My introduction to community organizing came as a result of my art. As a photographer and filmmaker I have documented my community of Atrisco in Albuquerque’s South Valley since I was a youth. Without realizing it, I was providing witness to the inequities I saw around me. I didn’t have the language to describe what I saw as a young child, but as I continued to document my community I began to see patterns and realize that there were larger issues at play. These issues would resurface as I began to work as a community organizer and political consultant:. Environmental and sacred site protection, lack of infrastructure in poor communities, sprawl development, campaign finance and ethics reform, and water rights are just a few of the campaigns and issues I worked on over the years.
My work in the early 90’s documenting the fight to protect the Petroglyph National Monument, a Native American sacred site, landed me my first job as a community organizer. I was producing a video for my broadcast journalism class including interviews with the organizers from the Petroglyph Monument Protection Coalition (PMPC), developers, city officials and others. I eventually became a member of PMPC and when I graduated from the University of New Mexico they offered me a job. I had the privilege of working with a group of talented organizers who would become my friends and mentors who I still work with to this day.

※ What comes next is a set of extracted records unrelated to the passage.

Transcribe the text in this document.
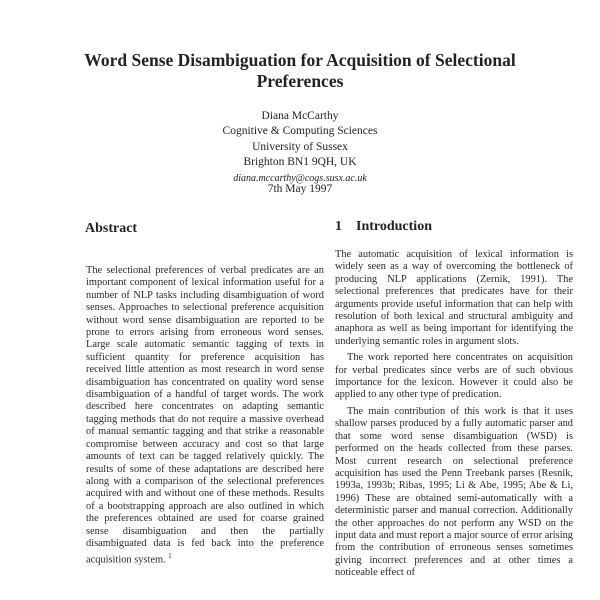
Word Sense Disambiguation for Acquisition of Selectional Preferences
Diana McCarthy
Cognitive & Computing Sciences
University of Sussex
Brighton BN1 9QH, UK
diana.mccarthy@cogs.susx.ac.uk
7th May 1997
Abstract

The selectional preferences of verbal predicates are an important component of lexical information useful for a number of NLP tasks including disambiguation of word senses. Approaches to selectional preference acquisition without word sense disambiguation are reported to be prone to errors arising from erroneous word senses. Large scale automatic semantic tagging of texts in sufficient quantity for preference acquisition has received little attention as most research in word sense disambiguation has concentrated on quality word sense disambiguation of a handful of target words. The work described here concentrates on adapting semantic tagging methods that do not require a massive overhead of manual semantic tagging and that strike a reasonable compromise between accuracy and cost so that large amounts of text can be tagged relatively quickly. The results of some of these adaptations are described here along with a comparison of the selectional preferences acquired with and without one of these methods. Results of a bootstrapping approach are also outlined in which the preferences obtained are used for coarse grained sense disambiguation and then the partially disambiguated data is fed back into the preference acquisition system. $^1$

1 Introduction

The automatic acquisition of lexical information is widely seen as a way of overcoming the bottleneck of producing NLP applications (Zernik, 1991). The selectional preferences that predicates have for their arguments provide useful information that can help with resolution of both lexical and structural ambiguity and anaphora as well as being important for identifying the underlying semantic roles in argument slots.

The work reported here concentrates on acquisition for verbal predicates since verbs are of such obvious importance for the lexicon. However it could also be applied to any other type of predication.

The main contribution of this work is that it uses shallow parses produced by a fully automatic parser and that some word sense disambiguation (WSD) is performed on the heads collected from these parses. Most current research on selectional preference acquisition has used the Penn Treebank parses (Resnik, 1993a, 1993b; Ribas, 1995; Li & Abe, 1995; Abe & Li, 1996) These are obtained semi-automatically with a deterministic parser and manual correction. Additionally the other approaches do not perform any WSD on the input data and must report a major source of error arising from the contribution of erroneous senses sometimes giving incorrect preferences and at other times a noticeable effect of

Over the course of the next few years we created several organizations to tackle the diverse needs of the community including a for-profit political consulting firm, Soltari Inc., with the goal of getting local progressive elected into office. One of our early successes was U.S. Senator Martin Heinrich; we ran his first political race for Albuquerque City Council. Despite many other victories we needed to do the long-term work on civic engagement, public policy and leadership development. We ended Soltari Inc. and created the Center for Civic Policy, a nonprofit that is part of the State Voices network and a nationally recognized innovator in the civic engagement sector. We also started the New Mexico Strategic Leadership Institute, a statewide leadership network to bring together leaders from across the state to build relationships and learn from one another.
I was excited when I learned that Building Movement Project was interested in working in New Mexico, along with its partner organizations, Encuentro and the SouthWest Organizing Project. The work of building relationships across sectors has been of particular interest to me and I am looking forward to helping to guide this process.
Our goals over the next three years are to build relationships and identify common interests in systemic changes in New Mexico among service providers, advocacy groups, and organizers, including how to build the visibility, voice and power of low-income residents, document the current social change activities taking place, and offer trainings on how organizations can integrate a social change vision and activities into their everyday work including alliances across sectors.
Now I am ready to dig into this work as part of this wonderful team!